Other than this project, it stores the downloaded data in a database instead of a file system.
It also works with `bdew-mako.de`.

## How to use the Package (as a user)

Install via pip:

```bash
pip install edi_energy_scraper
```

Create a directory in which you'd like to save the mirrored data:

```bash
mkdir edi_energy_de
```

Then import it and start the download:

```python
import asyncio
from edi_energy_scraper import EdiEnergyScraper


# add the following lines to enable debug logging to stdout (CLI)
# import logging
# import sys
# logging.basicConfig(stream=sys.stdout, level=logging.DEBUG)

async def mirror():
    scraper = EdiEnergyScraper(path_to_mirror_directory="edi_energy_de")
    await scraper.mirror()


if __name__ == "__main__":
    loop = asyncio.new_event_loop()
    asyncio.set_event_loop(loop)
    asyncio.run(mirror())

```

This creates a directory structure:

```
-|-your_script_cwd.py
 |-edi_energy_de
    |- FV2310 (contains files valid since 2023-10-01)
        |- ahb.pdf
        |- ahb.docx
        |- ...
    |- FV2404 (contains files valid since 2024-04-03)
        |- mig.pdf
        |- mig.docx
        |- ...
    |- FV2504 (contains files valid since 2025-06-06)
        |- allgemeine_festlegungen.pdf
        |- schema.xsd
        |- ...
```

> [!TIP]
> You can extract the information encoded into the filenames:
> ```python
> from edi_energy_scraper import DocumentMetadata
> structured_information = DocumentMetadata.from_filename("AHB_COMDIS_1.0f_99991231_20250605_20250605_8872.pdf")
> # DocumentMetadata(kind='MIG', edifact_format=<EdifactFormat.REQOTE: 'REQOTE'>, valid_from=datetime.date(2023, 9, 30), valid_unt...traordinary_publication=True, is_error_correction=False, is_informational_reading_version=True, additional_text=None, id=10071)
```

## How to use this Repository on Your Machine (for development)

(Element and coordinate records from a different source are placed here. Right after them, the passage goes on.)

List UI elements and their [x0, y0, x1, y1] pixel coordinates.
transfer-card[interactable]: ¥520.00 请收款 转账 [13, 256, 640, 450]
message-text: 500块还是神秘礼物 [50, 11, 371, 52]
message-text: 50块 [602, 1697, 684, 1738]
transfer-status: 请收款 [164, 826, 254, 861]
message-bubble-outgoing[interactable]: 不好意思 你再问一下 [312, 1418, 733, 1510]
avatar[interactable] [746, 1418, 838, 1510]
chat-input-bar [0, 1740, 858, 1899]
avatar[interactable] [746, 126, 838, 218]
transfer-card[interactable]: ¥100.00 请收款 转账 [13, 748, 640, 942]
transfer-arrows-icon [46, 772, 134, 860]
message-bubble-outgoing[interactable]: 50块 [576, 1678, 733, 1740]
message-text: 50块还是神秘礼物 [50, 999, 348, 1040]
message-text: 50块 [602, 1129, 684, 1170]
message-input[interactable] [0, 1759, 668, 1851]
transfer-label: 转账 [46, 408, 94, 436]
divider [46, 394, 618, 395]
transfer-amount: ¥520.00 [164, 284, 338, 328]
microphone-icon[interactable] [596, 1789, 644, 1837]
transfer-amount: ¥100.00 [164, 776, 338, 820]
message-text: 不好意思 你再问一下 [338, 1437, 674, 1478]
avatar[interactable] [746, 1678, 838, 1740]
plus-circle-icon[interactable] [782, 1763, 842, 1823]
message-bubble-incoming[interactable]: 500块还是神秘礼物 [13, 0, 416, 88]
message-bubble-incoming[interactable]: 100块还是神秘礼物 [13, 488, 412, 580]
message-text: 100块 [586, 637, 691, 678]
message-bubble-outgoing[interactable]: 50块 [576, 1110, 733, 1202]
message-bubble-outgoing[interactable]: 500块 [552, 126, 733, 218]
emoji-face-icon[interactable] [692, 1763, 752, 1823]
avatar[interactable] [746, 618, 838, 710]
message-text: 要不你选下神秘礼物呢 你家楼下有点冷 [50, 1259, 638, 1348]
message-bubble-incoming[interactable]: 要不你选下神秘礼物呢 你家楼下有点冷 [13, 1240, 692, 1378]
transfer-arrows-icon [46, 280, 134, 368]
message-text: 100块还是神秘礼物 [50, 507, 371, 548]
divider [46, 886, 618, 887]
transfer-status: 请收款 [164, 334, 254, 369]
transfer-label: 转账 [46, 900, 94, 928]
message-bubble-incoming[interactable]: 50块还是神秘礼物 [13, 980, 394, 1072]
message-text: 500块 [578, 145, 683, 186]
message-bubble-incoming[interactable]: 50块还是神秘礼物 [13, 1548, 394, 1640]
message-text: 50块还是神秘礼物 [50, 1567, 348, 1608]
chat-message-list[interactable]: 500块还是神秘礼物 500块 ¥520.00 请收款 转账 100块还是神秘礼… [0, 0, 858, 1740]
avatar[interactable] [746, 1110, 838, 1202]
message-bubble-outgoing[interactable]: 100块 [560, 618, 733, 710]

Please follow the instructions in
our [Python Template Repository](https://github.com/Hochfrequenz/python_template_repository#how-to-use-this-repository-on-your-machine)
. And for further information, see the [Tox Repository](https://github.com/tox-dev/tox).

## Contribute

You are very welcome to contribute to this template repository by opening a pull request against the main branch.